I raced back home, but first made a stop at my grandmother’s house over on Valentine. I sprinted up the steps and enthusiastically rung the doorbell, much to her annoyance.
Grandma opened the door, and I gave her a hug and a kiss and offered her the fruitcake. Whatever annoyance she had about my cacophony of doorbell blasts dissipated. She was overjoyed with the loaf she held in her hand, fruitcake being her favorite holiday tradition. With a hug and kiss and Merry Christmas, I headed back towards home.
Before ascending the steps to my house, I went a few houses down and stopped at the Erickson’s house. Jonas’ mother answered the door and greeted me with a smile. I handed her the other fruitcake and wished her a Merry Christmas.
Jonas’ mother accepted the fruitcake with a thank you and in retrospect, some confusion as to why this boy who she had barely spoken to was gifting her a fruitcake. We exchanged Yuletide greetings, and I ran back down the steps, jumping off the last step with a childlike leap.
Christmas morning
On Christmas morning, my family gathered around the Christmas tree. I opened my gift, which turned out to be a magic 8-ball and some other knick knacks from the catalogue.
I watched with a smile as my siblings opened their gifts, wrapped in silver gleaming paper. They were giddy with the idea of a sugar rush as they saw their chocolate bars.
My mom and dad were happy with their treats, my mom having a slice of fruitcake with her coffee and my dad unwinding after work with handfuls of popcorn.

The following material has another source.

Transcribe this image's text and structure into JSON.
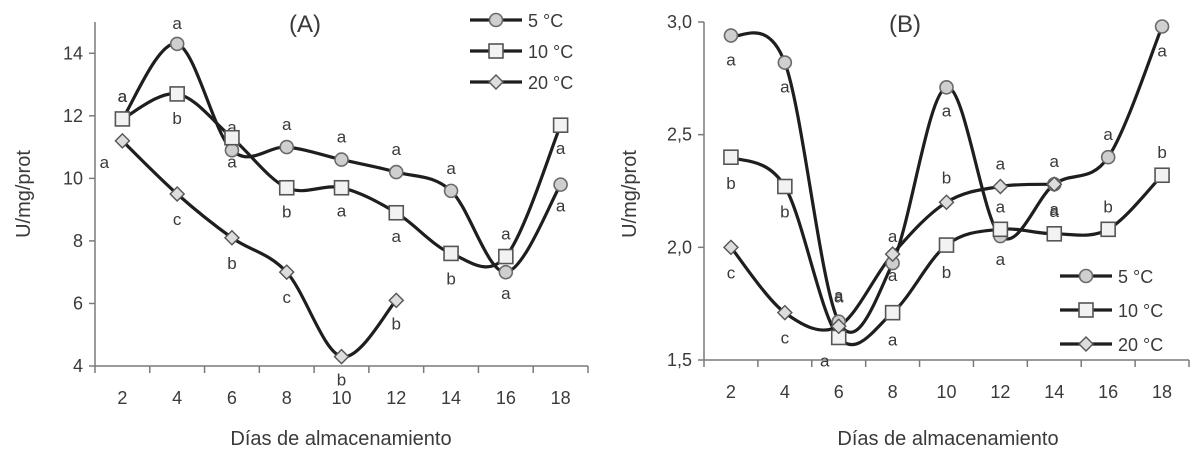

That Christmas taught me that it will never be about the size or quantity of gifts under the tree, but rather the time spent with family and friends. You can receive the fanciest, most expensive gift in the world, but as the years go by, you won’t remember what you unwrapped, but who was with you on that day.
As I realized with Jonas that day in Miller’s, everything can be taken from you in an instant, and every passing Christmas might not look like the one prior.
Surrounding yourself with the peace, love and security of family and friends is the essence of Christmas. It is far more valuable than what was in the back section of a Sear’s catalogue.
As the sun set on that Christmas Day in 1951, snow began to fall ever so gently outside the window. My siblings and I ran to look out.
Across the street, Jonas and Jimmy were sliding down the hill, both their mothers looked on as they drank from their coffee cups, chatting and smiling as their boys laughed and played with the sled Jonas got for Christmas.